"The arts are fundamental resources through which the world is viewed, meaning is created and the mind developed"

Elliot Eisner

Eisner was born in Chicago on March 10, 1933. From an early age, he was set on pursuing a career as an artist. He graduated in 1954 from Roosevelt University in Chicago with a BA in art and education and the following year received an MS in art education from the Illinois Institute of Technology. He then spent two years as a high school art teacher and discovered that he was more interested in the students than the actual art they were making. Returning to graduate school in the late 1950s, he received a master's degree and doctorate in education from the University of Chicago. Eisner served as an assistant professor there before joining the Stanford faculty in 1965.Along with his lectures, writings and teaching, his involvement in such curriculum initiatives as the Kettering Project at Stanford in the late 1960s and the Getty Center for Education in the Arts in the 1980s brought him wide recognition, helping him become an influential voice for teachers, scholars and other educators. He wrote  books and  papers addressing curriculum, aesthetic intelligence, teaching, learning and qualitative measurement. Eisner's ideas reached beyond academia into the classroom: The National Art Education Association, of which he served as president, turned his list – "10 Lessons the Arts Teach" – into a poster, which can still be found today hanging on school walls nationwide.
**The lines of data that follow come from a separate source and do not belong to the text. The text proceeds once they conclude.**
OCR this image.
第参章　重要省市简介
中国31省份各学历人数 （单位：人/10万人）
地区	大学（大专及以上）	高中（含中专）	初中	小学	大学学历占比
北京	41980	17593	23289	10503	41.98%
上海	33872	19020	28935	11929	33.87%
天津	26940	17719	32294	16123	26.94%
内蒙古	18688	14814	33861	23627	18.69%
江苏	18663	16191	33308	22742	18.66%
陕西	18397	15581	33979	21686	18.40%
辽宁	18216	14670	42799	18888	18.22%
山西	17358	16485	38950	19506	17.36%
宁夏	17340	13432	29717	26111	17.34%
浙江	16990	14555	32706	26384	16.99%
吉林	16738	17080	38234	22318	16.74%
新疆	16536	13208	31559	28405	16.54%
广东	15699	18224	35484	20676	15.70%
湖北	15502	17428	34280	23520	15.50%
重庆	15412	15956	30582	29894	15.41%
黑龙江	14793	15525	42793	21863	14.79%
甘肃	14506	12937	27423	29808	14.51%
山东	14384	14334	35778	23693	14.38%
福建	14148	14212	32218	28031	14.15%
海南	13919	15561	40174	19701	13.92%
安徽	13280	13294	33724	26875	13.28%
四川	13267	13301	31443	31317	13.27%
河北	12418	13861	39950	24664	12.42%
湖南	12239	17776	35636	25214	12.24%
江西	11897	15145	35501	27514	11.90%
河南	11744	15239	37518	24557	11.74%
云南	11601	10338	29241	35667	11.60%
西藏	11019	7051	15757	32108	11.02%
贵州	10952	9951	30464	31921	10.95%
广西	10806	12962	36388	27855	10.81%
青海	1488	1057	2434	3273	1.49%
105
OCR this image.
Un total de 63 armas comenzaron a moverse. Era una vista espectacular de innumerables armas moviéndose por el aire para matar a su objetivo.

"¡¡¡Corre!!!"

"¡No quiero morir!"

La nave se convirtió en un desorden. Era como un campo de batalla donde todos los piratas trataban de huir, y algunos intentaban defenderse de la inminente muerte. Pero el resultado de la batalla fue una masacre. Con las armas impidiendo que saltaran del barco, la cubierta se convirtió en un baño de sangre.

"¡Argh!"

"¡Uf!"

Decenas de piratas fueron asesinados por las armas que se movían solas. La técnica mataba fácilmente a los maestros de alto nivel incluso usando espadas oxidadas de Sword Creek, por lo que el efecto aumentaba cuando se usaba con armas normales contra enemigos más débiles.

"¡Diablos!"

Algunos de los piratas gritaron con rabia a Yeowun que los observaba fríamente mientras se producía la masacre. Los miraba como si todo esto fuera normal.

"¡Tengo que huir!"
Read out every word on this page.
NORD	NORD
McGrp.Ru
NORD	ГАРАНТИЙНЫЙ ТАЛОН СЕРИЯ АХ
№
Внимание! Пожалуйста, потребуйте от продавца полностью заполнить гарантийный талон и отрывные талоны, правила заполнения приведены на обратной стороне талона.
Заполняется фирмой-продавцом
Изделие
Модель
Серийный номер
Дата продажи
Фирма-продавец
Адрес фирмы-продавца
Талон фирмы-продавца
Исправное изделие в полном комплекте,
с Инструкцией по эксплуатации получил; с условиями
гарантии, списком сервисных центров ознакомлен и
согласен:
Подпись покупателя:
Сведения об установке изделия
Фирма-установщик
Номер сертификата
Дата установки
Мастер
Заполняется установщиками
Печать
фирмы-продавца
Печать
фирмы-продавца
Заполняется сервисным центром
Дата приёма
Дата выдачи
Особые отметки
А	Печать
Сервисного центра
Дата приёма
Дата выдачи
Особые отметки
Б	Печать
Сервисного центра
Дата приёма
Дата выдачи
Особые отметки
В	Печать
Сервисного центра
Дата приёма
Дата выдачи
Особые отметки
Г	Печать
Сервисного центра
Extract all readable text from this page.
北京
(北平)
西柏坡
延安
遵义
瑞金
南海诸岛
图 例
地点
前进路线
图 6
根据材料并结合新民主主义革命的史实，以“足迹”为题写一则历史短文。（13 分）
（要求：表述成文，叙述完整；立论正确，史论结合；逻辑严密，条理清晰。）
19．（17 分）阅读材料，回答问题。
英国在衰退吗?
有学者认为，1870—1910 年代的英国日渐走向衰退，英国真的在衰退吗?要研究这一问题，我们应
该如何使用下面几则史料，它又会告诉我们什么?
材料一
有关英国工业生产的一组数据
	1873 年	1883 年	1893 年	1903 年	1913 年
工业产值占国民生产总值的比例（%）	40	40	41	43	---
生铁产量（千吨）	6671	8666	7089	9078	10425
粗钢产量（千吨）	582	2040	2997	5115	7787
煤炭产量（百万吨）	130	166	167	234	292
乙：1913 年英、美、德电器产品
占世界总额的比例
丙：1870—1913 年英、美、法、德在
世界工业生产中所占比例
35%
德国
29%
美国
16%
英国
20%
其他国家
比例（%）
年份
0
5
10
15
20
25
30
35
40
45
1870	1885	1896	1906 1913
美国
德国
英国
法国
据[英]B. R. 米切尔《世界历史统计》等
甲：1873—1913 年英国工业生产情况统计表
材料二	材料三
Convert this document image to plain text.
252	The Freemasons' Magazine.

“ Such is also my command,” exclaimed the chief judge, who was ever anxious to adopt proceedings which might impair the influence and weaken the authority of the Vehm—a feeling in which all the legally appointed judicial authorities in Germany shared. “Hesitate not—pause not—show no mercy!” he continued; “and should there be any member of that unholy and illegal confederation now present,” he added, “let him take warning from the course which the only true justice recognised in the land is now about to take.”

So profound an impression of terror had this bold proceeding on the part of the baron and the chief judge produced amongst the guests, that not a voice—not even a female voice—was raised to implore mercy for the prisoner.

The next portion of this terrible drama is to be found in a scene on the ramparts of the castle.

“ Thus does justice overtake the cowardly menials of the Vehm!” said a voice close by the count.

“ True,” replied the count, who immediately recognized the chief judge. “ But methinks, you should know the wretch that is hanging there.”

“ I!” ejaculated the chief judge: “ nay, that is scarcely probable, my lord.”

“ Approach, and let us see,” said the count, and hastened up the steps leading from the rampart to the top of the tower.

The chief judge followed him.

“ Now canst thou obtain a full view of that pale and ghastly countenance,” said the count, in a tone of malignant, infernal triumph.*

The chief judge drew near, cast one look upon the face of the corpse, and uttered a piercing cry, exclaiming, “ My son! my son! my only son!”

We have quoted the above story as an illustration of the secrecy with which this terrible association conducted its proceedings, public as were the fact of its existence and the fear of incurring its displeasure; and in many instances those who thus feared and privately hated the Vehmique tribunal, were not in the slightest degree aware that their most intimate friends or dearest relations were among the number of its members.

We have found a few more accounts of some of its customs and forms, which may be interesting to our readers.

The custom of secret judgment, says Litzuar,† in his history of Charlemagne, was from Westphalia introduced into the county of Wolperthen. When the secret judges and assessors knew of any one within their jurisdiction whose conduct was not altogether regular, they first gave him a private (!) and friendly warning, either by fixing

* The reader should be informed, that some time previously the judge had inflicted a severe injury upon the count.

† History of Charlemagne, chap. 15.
Eisner proposed that the forms of thinking needed to create artistic work were relevant to all aspects of education. Incorporating methods from the arts into teaching of all subjects would cultivate a richer educational experience.His work with the Getty Center advanced the  Discipline-Based Art Education (DBAE) movement. The curriculum structure advocated in DBAE stresses four aspects of the arts: making it, appreciating it, understanding it and making judgments about it.  For his achievements, Eisner, served as  InSEA  President during  1988-1991 ,  was honored with the Palmer O. Johnson Memorial Award from the American Educational Research Association, a John Simon Guggenheim Fellowship, a Fulbright Fellowship, the Jose Vasconcelos Award from the World Cultural Council, the Harold W. McGraw Jr. Prize in Education from the McGraw-Hill Research Foundation, the Brock International Prize in Education, the University of Louisville Grawemeyer Award for Education and five honorary degrees. He served as president of the International Society for Education Through Art, the American Educational Research Association and the John Dewey Society. He was a member of the Royal Society of Arts in the United Kingdom, the Royal Norwegian Society of Sciences and Letters and, in the United States, the National Academy of Education.